Владимир Прибытков - Тверской гость
Жест был миролюбивый, негр схватил кинжал, стал приплясывать, любуясь вещью. Его сородичи кинулись разглядывать подарок.
А на дабу уже налезли мальчишки-негритята, бабы - все телешом, размалеванные, в побрякушках из раковин. Они ко всему тянулись и очень удивлялись, когда им чего-нибудь не давали. Приплыли пироги. Но из пяти бурдюков негры вернули только три, а про два остальных деловито объяснили, что оставили их себе.
Ушли негры только к вечеру. После их ухода обнаружили пропажу уймы всяких мелких вещей. Бранили разбойников нещадно.
Четыре дня стояла даба на месте, дожидаясь попутного ветра. На берег никто не сходил, опасаясь за жизнь. Зато негры каждый день аккуратно осаждали корабль, брали рис и хлеб, вели себя, как хозяева.
На пятый день, с ночи, подул попутный, южный ветер. Хозяин, Хасан и еще два-три купца о чем-то шушукались, договаривались.
Пироги, как всегда, стали подплывать к дабе на заре. Хасан дал подняться двум-трем неграм, потом закричал. Паруса взмыли, весла ударили, даба рывком взяла с места. Берег поплыл назад, разметанные пироги закрутились вокруг, как шавки вокруг большого пса.
Купцы навалились на растерявшихся негров, оттузили их и, отплыв подальше, пинками пошвыряли за борт. Хасан еще долго грозил кулаком курчавым головам пловцов.
- Зря! - сказал ему Никитин. - Разбойники они, верно, но тебя не били, а могли.
- Ничего. Пускай помнят, как чужой хлеб жрать! У, идолы!
Африканский берег тянулся слева, по-прежнему загадочный, чужой. Никто не знал, что это за страна, велика ли, кто в ней живет.
Зато хозяин дабы опять повеселел.
- Теперь дорога ясна! - заверял он. - Так вот, вдоль берега, дойдем до Аравии, до Маската, а там и Ормуз!
- Где Индия? - спросил Никитин.
Индус махнул рукой вправо. Афанасий посмотрел туда. Бесконечные волны, одна за другой, катились к горизонту, безмолвные, сине-зеленые, равнодушные к человеческим думам и чувствам. Чайка мелькнула. Прощай... Прощай!
Глава девятая
Поздней осенью семьдесят второго года, когда у крымского побережья дуют сильные южные и юго-западные ветры, когда у моря еще тепло, а в яйле уже перепадает снег, шел по улочкам генуэзского города Кафы к товарищам московский купец Матвей Рябов.
Шел он и думал, что пора в обратную дорогу, что нынче торг с генуэзцами стал плох - прижали генуэзцев турки и что надо купить у татар коней, пока есть дешевые, а своих, старых, продать.
За шесть лет, прошедших с астраханского грабежа, Матвей Рябов постарел, потолстел, стал еще более быкоподобен. Черные глаза купца заплыли, бороду посеребрило. Шел он, не глядя по сторонам, равнодушный к красоте итальянских каменных домов, палаццо, с изящными портиками и воздушными балкончиками, к строгой простоте армянских часовен, пышности генуэзских церквей, пестроте мечетей.

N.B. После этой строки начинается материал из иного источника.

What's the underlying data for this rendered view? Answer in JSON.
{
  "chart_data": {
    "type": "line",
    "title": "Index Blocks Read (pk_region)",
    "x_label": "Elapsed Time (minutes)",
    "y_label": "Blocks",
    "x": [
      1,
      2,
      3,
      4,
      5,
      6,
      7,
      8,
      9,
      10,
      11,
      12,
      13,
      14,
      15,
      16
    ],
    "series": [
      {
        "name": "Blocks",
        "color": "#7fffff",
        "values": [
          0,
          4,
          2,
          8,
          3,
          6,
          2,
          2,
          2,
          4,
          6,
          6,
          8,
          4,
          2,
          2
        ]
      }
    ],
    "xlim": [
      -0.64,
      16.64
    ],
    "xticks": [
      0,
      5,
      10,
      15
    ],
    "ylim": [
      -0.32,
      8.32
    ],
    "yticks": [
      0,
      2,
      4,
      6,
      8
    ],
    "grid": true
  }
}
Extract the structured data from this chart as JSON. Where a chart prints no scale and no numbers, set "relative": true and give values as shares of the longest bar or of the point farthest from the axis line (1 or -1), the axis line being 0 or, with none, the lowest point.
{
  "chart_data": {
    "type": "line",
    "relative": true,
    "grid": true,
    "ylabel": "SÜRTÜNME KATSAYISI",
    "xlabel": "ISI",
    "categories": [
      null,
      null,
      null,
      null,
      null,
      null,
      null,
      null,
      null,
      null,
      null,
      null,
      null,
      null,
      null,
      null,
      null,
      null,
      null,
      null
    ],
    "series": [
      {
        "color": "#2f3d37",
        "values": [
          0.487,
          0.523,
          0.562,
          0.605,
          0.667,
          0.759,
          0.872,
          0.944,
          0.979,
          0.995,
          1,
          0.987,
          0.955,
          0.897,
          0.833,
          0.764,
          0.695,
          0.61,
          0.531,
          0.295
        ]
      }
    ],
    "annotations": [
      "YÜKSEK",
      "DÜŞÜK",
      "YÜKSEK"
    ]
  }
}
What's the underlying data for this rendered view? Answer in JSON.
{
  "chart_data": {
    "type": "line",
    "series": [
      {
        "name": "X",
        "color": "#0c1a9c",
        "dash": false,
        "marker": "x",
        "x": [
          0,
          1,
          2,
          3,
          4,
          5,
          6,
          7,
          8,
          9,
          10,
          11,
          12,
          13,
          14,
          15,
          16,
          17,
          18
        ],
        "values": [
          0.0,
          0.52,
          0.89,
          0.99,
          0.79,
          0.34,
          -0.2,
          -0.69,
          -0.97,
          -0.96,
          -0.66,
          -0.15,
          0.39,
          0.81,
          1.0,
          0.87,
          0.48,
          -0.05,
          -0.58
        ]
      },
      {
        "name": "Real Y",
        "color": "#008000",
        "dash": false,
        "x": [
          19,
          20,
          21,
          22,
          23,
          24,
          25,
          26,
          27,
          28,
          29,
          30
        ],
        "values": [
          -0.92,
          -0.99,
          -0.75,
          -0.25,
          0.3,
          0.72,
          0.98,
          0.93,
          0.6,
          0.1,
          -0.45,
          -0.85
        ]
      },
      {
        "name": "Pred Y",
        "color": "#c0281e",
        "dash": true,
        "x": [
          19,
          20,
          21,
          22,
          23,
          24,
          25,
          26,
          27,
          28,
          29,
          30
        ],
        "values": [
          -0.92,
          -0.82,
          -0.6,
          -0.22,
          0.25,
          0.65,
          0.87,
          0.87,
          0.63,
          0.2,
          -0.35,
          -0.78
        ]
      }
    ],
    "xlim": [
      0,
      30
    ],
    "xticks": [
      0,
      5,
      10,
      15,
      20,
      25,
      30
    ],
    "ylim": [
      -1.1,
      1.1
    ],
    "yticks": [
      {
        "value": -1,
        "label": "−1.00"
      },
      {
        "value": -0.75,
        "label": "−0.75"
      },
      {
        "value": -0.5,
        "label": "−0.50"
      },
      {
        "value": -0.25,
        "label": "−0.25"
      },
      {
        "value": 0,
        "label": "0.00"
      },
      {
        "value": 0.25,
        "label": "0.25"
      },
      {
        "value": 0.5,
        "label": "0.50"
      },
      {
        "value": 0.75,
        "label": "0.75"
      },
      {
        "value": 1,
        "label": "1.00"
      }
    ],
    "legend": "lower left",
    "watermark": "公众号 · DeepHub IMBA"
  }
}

Не первый раз в Кафе. Наплевать. Да и не тот стал город, хотя вроде все на местах - и толстостенные бастионы со знаменами, где на червонном поле дыбится конь святого Георгия, и консульский длинный дворец-лоджия с узорной галереей, и рынки... похоже, плесень по Кафе пошла. Тронь ладонью - мокреть учуешь.
- Матвей! - позвали со стороны.
Рябов остановился, пощурился.
- Не признаю чегой-то... - признался он, разглядывая подходившего не то перса, не то турка. - Вроде виделись, а где... Да ты сам не обознался, часом?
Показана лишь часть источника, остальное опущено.